What can be made of these results? Nothing, really. Testing is not about who is the fastest – certainly not when it is the first time the Car of Tomorrow takes to a mile-and-a-half race track, with a chassis that could be significantly revised in the offseason. No, this test is about feeling the cars out and making sure that the drivers are comfortable with the car’s handling and setup. However, it can say a little bit about the organization and the driver when the speed changes are observed. Busch slowed down two miles per hour from the first session to the second; Truex dropped one mile per hour, while Earnhardt only lost eight tenths. It speaks to the team and the driver that, when conditions warmed up and handling became more of an issue, Earnhardt's team was able to be more consistent than others who are making headlines.

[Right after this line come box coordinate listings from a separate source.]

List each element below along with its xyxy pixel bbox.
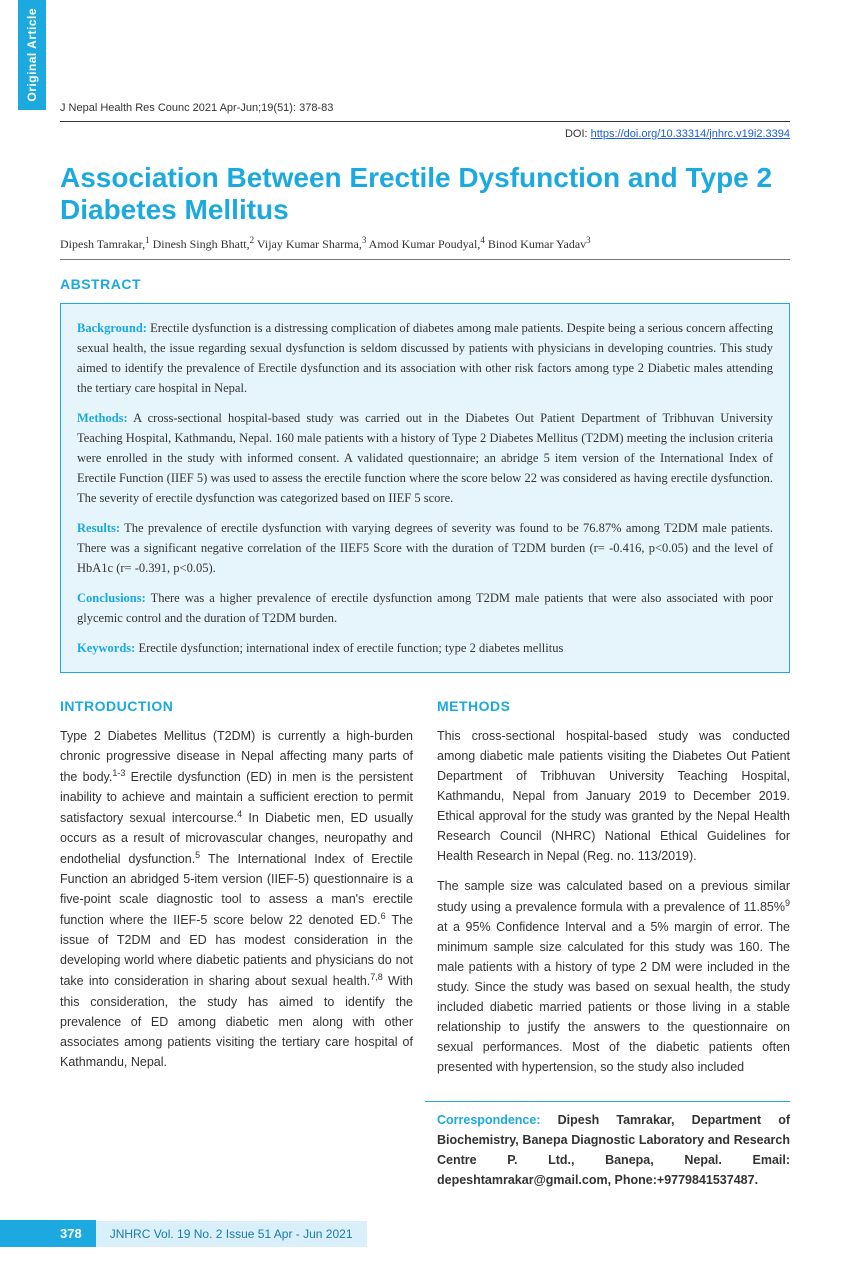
abstract-methods-label: Methods:	[77, 411, 128, 425]
abstract-background: Background: Erectile dysfunction is a di…	[77, 318, 773, 398]
footer-journal-info: JNHRC Vol. 19 No. 2 Issue 51 Apr - Jun 2…	[96, 1221, 367, 1247]
introduction-text: Type 2 Diabetes Mellitus (T2DM) is curre…	[60, 726, 413, 1072]
abstract-methods-text: A cross-sectional hospital-based study w…	[77, 411, 773, 505]
doi-prefix: DOI:	[565, 128, 591, 140]
doi-line: DOI: https://doi.org/10.33314/jnhrc.v19i…	[60, 121, 790, 143]
introduction-heading: INTRODUCTION	[60, 695, 413, 717]
abstract-results: Results: The prevalence of erectile dysf…	[77, 518, 773, 578]
methods-paragraph-2: The sample size was calculated based on …	[437, 876, 790, 1077]
right-column: METHODS This cross-sectional hospital-ba…	[437, 695, 790, 1087]
abstract-results-label: Results:	[77, 521, 120, 535]
journal-reference: J Nepal Health Res Counc 2021 Apr-Jun;19…	[60, 0, 790, 117]
abstract-keywords-label: Keywords:	[77, 641, 135, 655]
abstract-keywords-text: Erectile dysfunction; international inde…	[135, 641, 563, 655]
abstract-conclusions-label: Conclusions:	[77, 591, 146, 605]
author-list: Dipesh Tamrakar,1 Dinesh Singh Bhatt,2 V…	[60, 234, 790, 260]
abstract-background-label: Background:	[77, 321, 147, 335]
abstract-box: Background: Erectile dysfunction is a di…	[60, 303, 790, 673]
correspondence-label: Correspondence:	[437, 1113, 541, 1127]
article-title: Association Between Erectile Dysfunction…	[60, 162, 790, 226]
correspondence-block: Correspondence: Dipesh Tamrakar, Departm…	[425, 1101, 790, 1190]
abstract-methods: Methods: A cross-sectional hospital-base…	[77, 408, 773, 508]
doi-link[interactable]: https://doi.org/10.33314/jnhrc.v19i2.339…	[591, 128, 790, 140]
abstract-conclusions: Conclusions: There was a higher prevalen…	[77, 588, 773, 628]
abstract-background-text: Erectile dysfunction is a distressing co…	[77, 321, 773, 395]
abstract-keywords: Keywords: Erectile dysfunction; internat…	[77, 638, 773, 658]
abstract-heading: ABSTRACT	[60, 274, 790, 295]
page-footer: 378 JNHRC Vol. 19 No. 2 Issue 51 Apr - J…	[60, 1220, 790, 1248]
methods-paragraph-1: This cross-sectional hospital-based stud…	[437, 726, 790, 866]
page-number: 378	[0, 1220, 96, 1248]
article-type-label: Original Article	[23, 8, 41, 102]
left-column: INTRODUCTION Type 2 Diabetes Mellitus (T…	[60, 695, 413, 1087]
article-type-tab: Original Article	[18, 0, 46, 110]
abstract-results-text: The prevalence of erectile dysfunction w…	[77, 521, 773, 575]
body-columns: INTRODUCTION Type 2 Diabetes Mellitus (T…	[60, 695, 790, 1087]
methods-heading: METHODS	[437, 695, 790, 717]
abstract-conclusions-text: There was a higher prevalence of erectil…	[77, 591, 773, 625]
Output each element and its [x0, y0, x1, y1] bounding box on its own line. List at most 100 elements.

The attention drawn to this test does speak volumes about the immense amount of pressure which will fall on Earnhardt’s shoulders next year, a consequence of this signing that really isn’t all that fair. Even with the Hendrick name backing his effort, he’s still going to drive for a new organization, in a car where several other drivers have gone and not succeeded – the old No. 25. Since the advent of the Chase, all three of Hendrick’s other teams have combined to battle for the championship nine times, while Earnhardt’s new ride has yet to finish higher than 15th in points. Getting used to new surroundings and a new methodology for doing things will also take some time and will, without a doubt causing some struggles for NASCAR’s Most Popular Driver early in the season.
Still, Earnhardt will certainly have his fair share of opportunities to run up front. Known as an outstanding short track racer, there is no question that he is one of the best on plate tracks; combine that with the quality equipment that Hendrick is capable of putting together, and the chance for a victory – especially in one of the four restrictor plate races – will certainly be strong for Earnhardt next year.
But the overriding theme above all should be patience. As far as I’m concerned, I see the real test coming in 2009, when Earnhardt has had a year to adjust. That’s when the time to put up or shut up will be at hand; to pour the pressure on now, or even next year, appears to be a little premature.
Right or wrong, this is certainly one of the most widely covered tests in the history of NASCAR, a very public look into the initial steps in Dale Earnhardt, Jr's career at Hendrick Motorsports. And rest assured, they’re very small steps. One must walk before they can run; but, judging by the speeds that were posted by Earnhardt on Monday, this new combination seems to be on some pretty stable legs so far.